It’s almost Don Fambrough speech time at Kansas University, which means that it is a particularly good time to be a Jayhawk football player.
When the former Kansas coach and player makes his way over to the Jayhawks’ locker room, as he does every year during the week of the annual Border War matchup between Kansas and rival Missouri, things tend to get interesting.
The annual speech Fambrough bestows upon Kansas players is widely considered one of the most anticipated moments of the season.
The heart of the talk remains the same each year, although a few added wrinkles keep things interesting. Historical accuracies do not appear overly important, as Fambrough has contended that Civil War guerrilla leader William Quantrill is a graduate of the University of Missouri.
At its most basic level, the speech is a profanity-laced motivational tool that uses both humor and intensity to hammer home a point — that point being, it is very, very, very important that Kansas beats Missouri.
So notorious are Fambrough’s speeches, in fact, that current Kansas coach Mark Mangino felt it necessary this week to issue a disclaimer of sorts.
“He is a private citizen, and he’s entitled to his own opinion,” joked the coach during his meeting with reporters on Tuesday. “His opinion does not reflect KU football or Mark Mangino’s opinion.”
Fambrough is a local hero, a former Kansas head coach, a symbol of the oldest rivalry west of the Mississippi River, a nod to old-school values, a lifelong Kansas supporter and a very swell guy if you don’t happen to live 35 or more minutes east of Lawrence.
And the jewels that have rained from his mouth over the years tend to stick in the memories of players long after the speech has ended.
There’s the time Fambrough jokingly — or maybe not-so-jokingly — implied that, due to the similarities in their last names, it was fair to assume that Kansas senior center Ryan Cantrell was a distant offspring of Quantrill.
Or the time he was recounting the story of how Quantrill and his men stormed into Lawrence and proceeded to rape the town’s women and kill its horses. Problem was, the old coach got a little mixed up in his fiery state, and inadvertently changed a few words around. This resulted in a worked-up Fambrough telling a locker room full of players and coaches that Quantrill had raped the town’s horses and killed its women.
“The kids were like, ‘Wow! That was a mean guy!’” says KU defensive coordinator Clint Bowen.
As you might imagine, such proclamations from an 86-year-old man tend to warrant quite a reaction from the team’s first-year players, most of whom are untrained in the School of Fambrough.
The result is lots of slack jaws and looks of disbelief.

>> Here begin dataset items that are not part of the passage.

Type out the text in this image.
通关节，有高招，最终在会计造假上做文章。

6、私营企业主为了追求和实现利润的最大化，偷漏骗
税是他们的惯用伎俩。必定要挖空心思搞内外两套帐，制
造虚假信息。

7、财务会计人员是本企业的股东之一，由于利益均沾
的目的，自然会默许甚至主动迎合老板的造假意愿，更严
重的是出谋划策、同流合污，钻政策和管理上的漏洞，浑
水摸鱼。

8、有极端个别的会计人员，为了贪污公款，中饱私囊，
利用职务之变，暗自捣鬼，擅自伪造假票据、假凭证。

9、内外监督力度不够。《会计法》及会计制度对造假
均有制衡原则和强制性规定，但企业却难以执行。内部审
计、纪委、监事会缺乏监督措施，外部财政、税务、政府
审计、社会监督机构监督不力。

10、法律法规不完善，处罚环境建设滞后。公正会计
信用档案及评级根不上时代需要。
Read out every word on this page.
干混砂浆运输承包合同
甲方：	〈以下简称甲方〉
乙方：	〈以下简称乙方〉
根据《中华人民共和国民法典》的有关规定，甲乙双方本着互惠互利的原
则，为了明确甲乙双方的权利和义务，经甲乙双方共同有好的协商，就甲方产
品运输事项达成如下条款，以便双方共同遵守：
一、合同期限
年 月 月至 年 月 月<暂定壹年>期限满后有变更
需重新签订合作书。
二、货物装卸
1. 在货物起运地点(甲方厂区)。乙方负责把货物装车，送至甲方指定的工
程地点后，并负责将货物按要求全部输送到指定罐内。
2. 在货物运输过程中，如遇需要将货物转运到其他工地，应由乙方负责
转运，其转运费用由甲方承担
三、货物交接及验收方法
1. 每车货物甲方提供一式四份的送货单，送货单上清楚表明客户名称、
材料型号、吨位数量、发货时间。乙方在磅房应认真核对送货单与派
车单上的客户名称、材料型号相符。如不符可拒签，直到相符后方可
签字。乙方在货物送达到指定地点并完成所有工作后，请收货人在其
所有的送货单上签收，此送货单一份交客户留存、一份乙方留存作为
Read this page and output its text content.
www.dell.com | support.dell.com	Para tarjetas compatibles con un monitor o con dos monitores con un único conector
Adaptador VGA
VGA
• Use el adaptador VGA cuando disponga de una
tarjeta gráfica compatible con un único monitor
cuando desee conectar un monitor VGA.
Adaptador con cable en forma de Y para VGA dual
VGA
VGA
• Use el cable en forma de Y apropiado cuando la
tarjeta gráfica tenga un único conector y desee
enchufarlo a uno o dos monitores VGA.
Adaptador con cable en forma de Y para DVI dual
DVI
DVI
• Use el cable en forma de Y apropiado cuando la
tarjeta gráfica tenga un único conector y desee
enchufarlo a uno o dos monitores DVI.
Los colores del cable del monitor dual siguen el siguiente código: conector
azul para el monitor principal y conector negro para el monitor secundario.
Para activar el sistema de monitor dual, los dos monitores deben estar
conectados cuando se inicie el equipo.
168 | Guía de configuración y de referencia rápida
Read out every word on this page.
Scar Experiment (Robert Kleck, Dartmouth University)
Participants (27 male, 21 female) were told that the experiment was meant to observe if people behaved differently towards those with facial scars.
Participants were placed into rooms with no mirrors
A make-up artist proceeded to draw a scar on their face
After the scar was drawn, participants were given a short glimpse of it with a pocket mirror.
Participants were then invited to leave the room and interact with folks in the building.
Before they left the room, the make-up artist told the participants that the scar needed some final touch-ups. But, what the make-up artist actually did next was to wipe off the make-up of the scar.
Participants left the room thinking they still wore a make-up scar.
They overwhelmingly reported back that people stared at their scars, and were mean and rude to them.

“I didn’t know too much (about him) when I was a freshman,” junior cornerback Justin Thornton said. “I just knew that he used to coach here at KU. And then he got on his spiel about Mizzou, and I was like, ‘Oh yeah, that man has some fire about this rivalry.’”
Even quarterback Todd Reesing, unflappable as he is on Saturday afternoons, was taken aback the first time he witnessed this elderly gentleman spewing venom.
“You’ve got this old guy coming in, and he’s just getting fired up,” Reesing said. “He starts trotting back and forth and huffing and puffing. The first time, you’re kind of like, ‘Oh my God, is he really doing this?’ But it’s pretty cool to see.”
Older players, meanwhile, have come to rely on certain aspects of the speech. A staple is the story of how, during a JV football game in Columbia years ago, then-coach Fambrough discovered the Missouri chain gang was altering the length of the first-down marker to give the Tigers a significant advantage. This realization did not sit especially well with the coach, who responded by blitzing on three straight plays.
You know, to prove a point.
Senior defensive end John Larson insists the team purposely schedules Fambrough’s speech early in the week of the Missouri game in order to keep the players from getting too jacked up too close to game day.
“If he was in the (locker room) beforehand,” says Larson, “I don’t know what would happen.”
To a man, players insist the speech works wonders for motivation, and this year’s version, like each one before it, is highly anticipated — although players have been forced to wait longer than usual for their annual treat. Fambrough, felled by a recent bout with the flu, was in bed Wednesday afternoon and forced to cancel his scheduled meeting with the team.
It was unclear earlier this week whether he would be able to give the talk at all, but if history tells us anything, it’s that Fambrough is not likely to let a little cough get in the way of an opportunity to bash Missouri football.
“We’re trying to work him back in here before we leave for the game, and I think we will,” Mangino said following the team’s practice Wednesday afternoon. “This is a big game for him. He’ll be ready to go.”